> An interesting alternative I've been meaning to try out is inverting this flow.

This is what I am doing with my AI Search Assistant feature, which I discuss in more detail via the link below:

https://github.com/gitsense/chat/blob/main/packages/chat/wid...

By default, I provide what I call a "Tiny Overview Analyzer". You can read the prompt for the Analyzer with the link below:

https://github.com/gitsense/chat/blob/main/packages/chat/wid...

In a nutshell, it generates a very short summary of every document along with keywords. The basic idea is to use BM25 ranking to identify the most relevant documents for the AI to review. For example, my use case is to understand how Aider, Claude Code, etc., store their conversations so that I can make them readable in my chat app. To answer this, I would ask 'How does Aider store conversations?' and the LLM would construct a deterministic keyword search using terms that would most likely identify how conversations are stored.

Once I have the list of files, the LLM is asked again to review the summaries of all matches and suggest which documents should be loaded in full for further review.

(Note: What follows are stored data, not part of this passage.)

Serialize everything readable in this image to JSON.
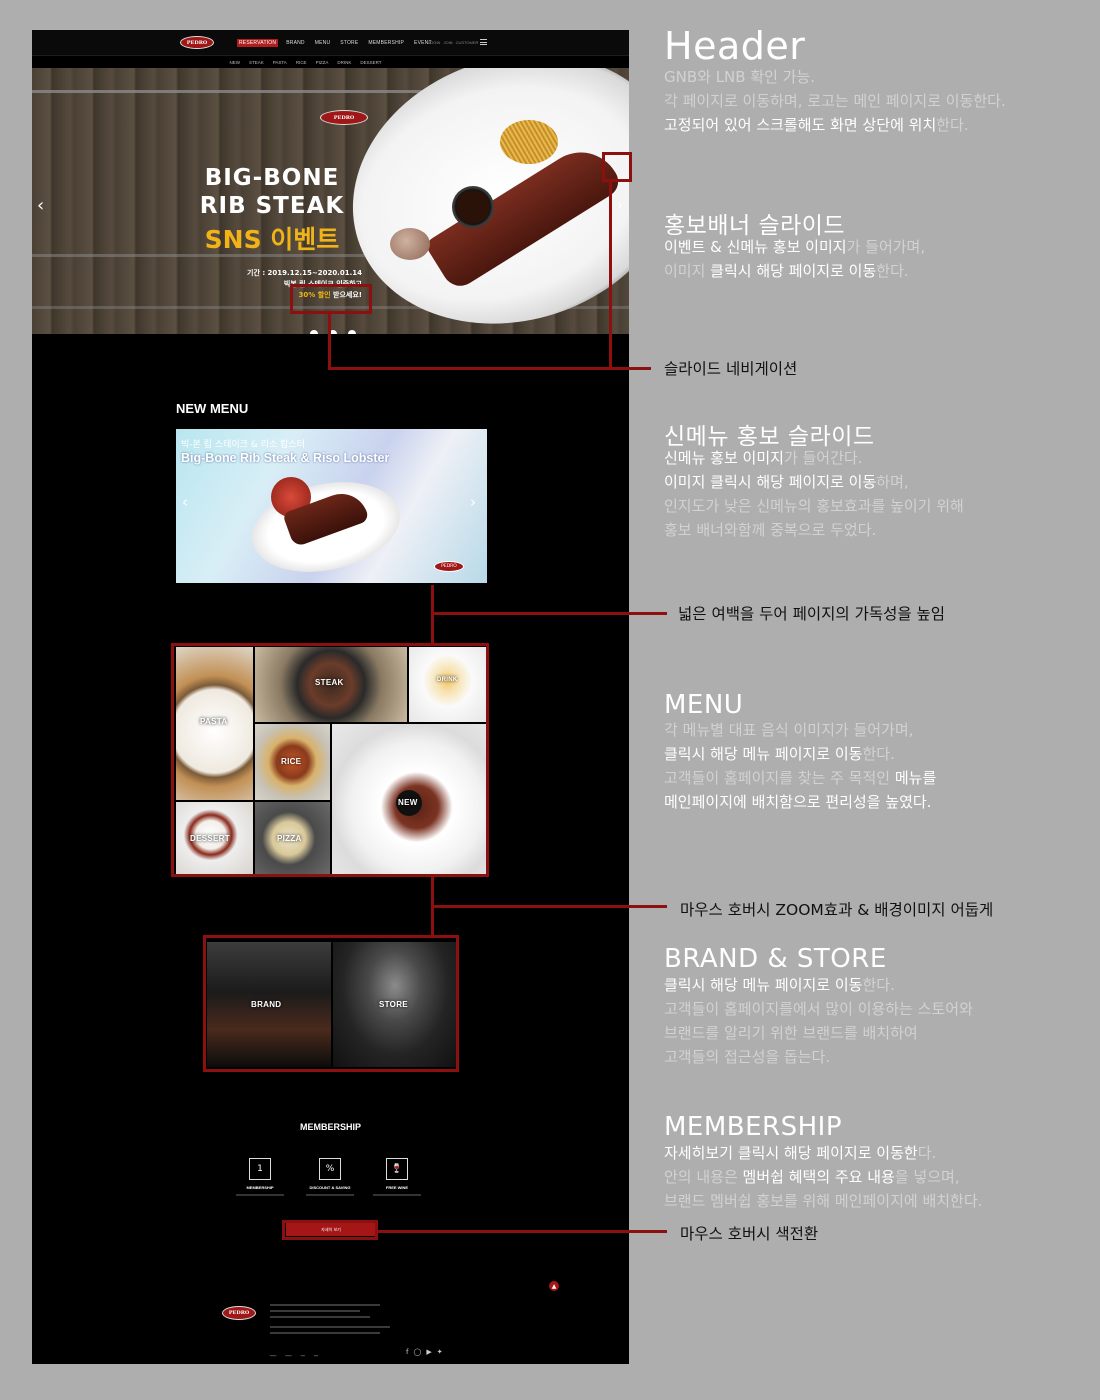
{
  "site": {
    "brand": "PEDRO",
    "gnb": [
      "RESERVATION",
      "BRAND",
      "MENU",
      "STORE",
      "MEMBERSHIP",
      "EVENT"
    ],
    "util": [
      "LOGIN",
      "JOIN",
      "CUSTOMER"
    ],
    "lnb": [
      "NEW",
      "STEAK",
      "PASTA",
      "RICE",
      "PIZZA",
      "DRINK",
      "DESSERT"
    ],
    "hero": {
      "title_line1": "BIG-BONE",
      "title_line2": "RIB STEAK",
      "event": "SNS 이벤트",
      "period": "기간 : 2019.12.15~2020.01.14",
      "line2": "빅본 립 스테이크 인증하고",
      "discount": "30% 할인",
      "line3_suffix": " 받으세요!"
    },
    "new_menu": {
      "title": "NEW MENU",
      "ko": "빅-본 립 스테이크 & 리소 랍스터",
      "en": "Big-Bone Rib Steak & Riso Lobster"
    },
    "menu_grid": [
      "PASTA",
      "STEAK",
      "DRINK",
      "RICE",
      "NEW",
      "DESSERT",
      "PIZZA"
    ],
    "brand_store": [
      "BRAND",
      "STORE"
    ],
    "membership": {
      "title": "MEMBERSHIP",
      "items": [
        "MEMBERSHIP",
        "DISCOUNT & SAVING",
        "FREE WINE"
      ],
      "button": "자세히 보기"
    }
  },
  "annotations": {
    "header": {
      "title": "Header",
      "l1": "GNB와 LNB 확인 가능.",
      "l2": "각 페이지로 이동하며, 로고는 메인 페이지로 이동한다.",
      "l3a": "고정되어 있어 스크롤해도 화면 상단에 위치",
      "l3b": "한다."
    },
    "promo": {
      "title": "홍보배너 슬라이드",
      "l1a": "이벤트 & 신메뉴 홍보 이미지",
      "l1b": "가 들어가며,",
      "l2a": "이미지 ",
      "l2b": "클릭시 해당 페이지로 이동",
      "l2c": "한다."
    },
    "slide_nav": "슬라이드 네비게이션",
    "new_menu": {
      "title": "신메뉴 홍보 슬라이드",
      "l1a": "신메뉴 홍보 이미지",
      "l1b": "가 들어간다.",
      "l2a": "이미지 클릭시 해당 페이지로 이동",
      "l2b": "하며,",
      "l3": "인지도가 낮은 신메뉴의 홍보효과를 높이기 위해",
      "l4": "홍보 배너와함께 중복으로 두었다."
    },
    "whitespace": "넓은 여백을 두어 페이지의 가독성을 높임",
    "menu": {
      "title": "MENU",
      "l1": "각 메뉴별 대표 음식 이미지가 들어가며,",
      "l2a": "클릭시 해당 메뉴 페이지로 이동",
      "l2b": "한다.",
      "l3a": "고객들이 홈페이지를 찾는 주 목적인 ",
      "l3b": "메뉴를",
      "l4": "메인페이지에 배치함으로 편리성을 높였다."
    },
    "hover_zoom": "마우스 호버시 ZOOM효과 & 배경이미지 어둡게",
    "brand_store": {
      "title": "BRAND & STORE",
      "l1a": "클릭시 해당 메뉴 페이지로 이동",
      "l1b": "한다.",
      "l2": "고객들이 홈페이지를에서 많이 이용하는 스토어와",
      "l3": "브랜드를 알리기 위한 브랜드를 배치하여",
      "l4": "고객들의 접근성을 돕는다."
    },
    "membership": {
      "title": "MEMBERSHIP",
      "l1a": "자세히보기 클릭시 해당 페이지로 이동한",
      "l1b": "다.",
      "l2a": "안의 내용은 ",
      "l2b": "멤버쉽 혜택의 주요 내용",
      "l2c": "을 넣으며,",
      "l3": "브랜드 멤버쉽 홍보를 위해 메인페이지에 배치한다."
    },
    "hover_color": "마우스 호버시 색전환"
  }
}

I've found this approach to be inconsistent, however. What I've found to work much better is just loading the "Tiny Overview" summaries into context and chatting with the LLM. For example, I would ask the same question: "Which files do you think can tell me how Aider stores conversations? Identify up to 20 files and create a context bundle for them so I can load them into context." For a thousand files, you can easily fit three-sentence summaries for each of them without overwhelming the LLM. Once I have my answer, I just need a few clicks to load the files into context, and then the LLM will have full access to the file content and can better answer my question.